Monsieur Paul: No comment ! |
Jeune étudiant, j’avais choisi de rédiger
un mémoire sur la gestion des PME de luxe, avec l’exemple des restaurants 3 étoiles.
J’appelle
le restaurant Paul Bocuse à Collonges, recommandé par des amis communs. C’était
un samedi et on me donne rendez-vous vers 14 heures. J’arrive à Collonges. Il m’accueille.
Un géant qui vous broie la main. Il me dit qu’il a encore à faire en cuisine et
me demande « Tu as déjeuné ? ».
Que peut-on répondre à Paul Bocuse qui vous demande si vous avez déjeuné ?

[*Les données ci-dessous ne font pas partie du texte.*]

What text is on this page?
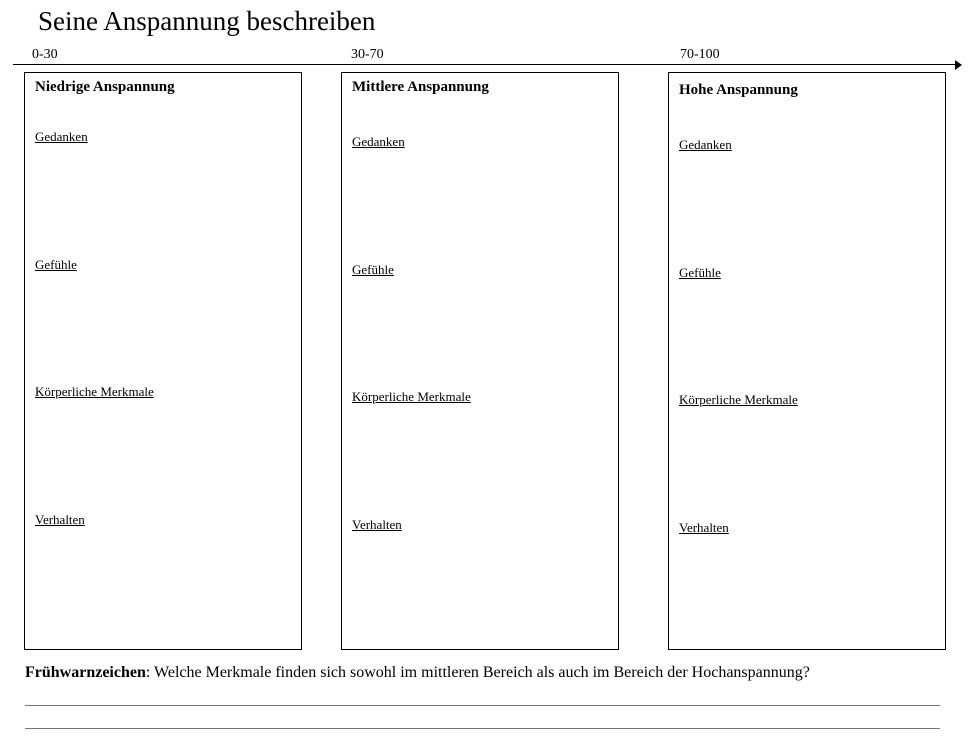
Seine Anspannung beschreiben
0-30	30-70	70-100
Niedrige Anspannung
Gedanken
Gefühle
Körperliche Merkmale
Verhalten
Mittlere Anspannung
Gedanken
Gefühle
Körperliche Merkmale
Verhalten
Hohe Anspannung
Gedanken
Gefühle
Körperliche Merkmale
Verhalten
Frühwarnzeichen: Welche Merkmale finden sich sowohl im mittleren Bereich als auch im Bereich der Hochanspannung?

J’avais déjeuné mais évidemment j’ai répondu non. Il appelle un garçon. «Installe le gamin à cette table, et tu lui fais
goûter un peu de tout . Et sers le bien !». Ce fût… pas racontable, d’autant que vers 15
heures, le voilà, il s’installe, vérifie que je « casse bien la croûte », et nous
commençons à discuter.
Et là - nous sommes en 1974 - il me déroule
tous ses projets, toutes ses prémonitions. Ses brasseries, sa conquête du
monde, Institut Paul Bocuse avec ses masters dans le monde d’entier, les Bocuse
d’or, l’événement de la gastronomie mondiale tous les deux ans, les Halles de Lyon-
Paul Bocuse.
Nous étions là, dans ce temple de la gastronomie, moi le petit étudiant, lui le pape de la cuisine, et "Monsieur Paul" accordait deux heures de son
temps, un samedi, après le coup de feu, au gamin venu l’interroger !!!

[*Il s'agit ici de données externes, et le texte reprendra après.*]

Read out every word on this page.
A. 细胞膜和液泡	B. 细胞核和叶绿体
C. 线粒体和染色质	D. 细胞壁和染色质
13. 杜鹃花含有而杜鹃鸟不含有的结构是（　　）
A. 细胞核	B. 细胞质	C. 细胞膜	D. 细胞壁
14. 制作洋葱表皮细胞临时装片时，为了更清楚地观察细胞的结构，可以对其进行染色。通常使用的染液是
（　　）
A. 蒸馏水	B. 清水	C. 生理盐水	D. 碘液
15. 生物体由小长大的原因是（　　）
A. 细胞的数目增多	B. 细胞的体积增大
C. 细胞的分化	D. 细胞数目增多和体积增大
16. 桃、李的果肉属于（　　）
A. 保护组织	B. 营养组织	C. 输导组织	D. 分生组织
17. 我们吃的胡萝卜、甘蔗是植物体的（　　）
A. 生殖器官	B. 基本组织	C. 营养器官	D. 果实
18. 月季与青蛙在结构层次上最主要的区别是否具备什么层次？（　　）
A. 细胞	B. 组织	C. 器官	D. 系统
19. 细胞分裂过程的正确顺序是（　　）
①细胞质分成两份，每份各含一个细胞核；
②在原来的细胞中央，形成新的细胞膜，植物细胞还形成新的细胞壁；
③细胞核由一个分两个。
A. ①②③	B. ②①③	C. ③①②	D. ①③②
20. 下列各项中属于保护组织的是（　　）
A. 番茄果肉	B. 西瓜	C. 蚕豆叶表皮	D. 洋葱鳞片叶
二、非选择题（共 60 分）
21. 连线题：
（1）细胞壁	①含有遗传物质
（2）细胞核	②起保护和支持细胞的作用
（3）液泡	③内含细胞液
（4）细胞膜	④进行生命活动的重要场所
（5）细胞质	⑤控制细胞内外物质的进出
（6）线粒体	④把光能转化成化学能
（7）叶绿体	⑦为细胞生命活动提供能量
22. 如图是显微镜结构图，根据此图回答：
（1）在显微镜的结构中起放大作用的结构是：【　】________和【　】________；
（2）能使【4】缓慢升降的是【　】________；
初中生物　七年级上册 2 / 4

Paul Bocuse est mort. C’est un empereur qui
vient de s’éteindre. Un monstre sacré. Le père de tous les cuisiniers français
d’aujourd’hui. Bocuse a permis, a incarné le passage entre la cuisine française
traditionnelle, Fernand Point, la Mère Brazier, la mère Fillioud, la cuisine
des mères lyonnaises, à la cuisine française mondialisée, des Ducasse, Gagnaire,
Marcon, Anne-Sophie Pic. Bocuse est le premier à être sorti de ses cuisines pour
conquérir le monde. Connu en Chine, au Japon ou aux Etats-Unis, mais toujours
les pieds dans son auberge de Collonges-aux-Mont d’Or à Lyon.
Bien sûr, depuis quelques années, il était
malade et diminué mais quel bonhomme, un monde disparaît avec lui.
C’est la Tour Eiffel qu’il faudrait mettre en
berne, une minute de silence dans tous les restos.
Et puis, puisque au fronton
du Panthéon, il est écrit : « Aux grands hommes, la Patrie
reconnaissante », rien ne conviendrait mieux que Bocuse au Panthéon
national, lui qui y est déjà au Panthéon du génie gastronomique.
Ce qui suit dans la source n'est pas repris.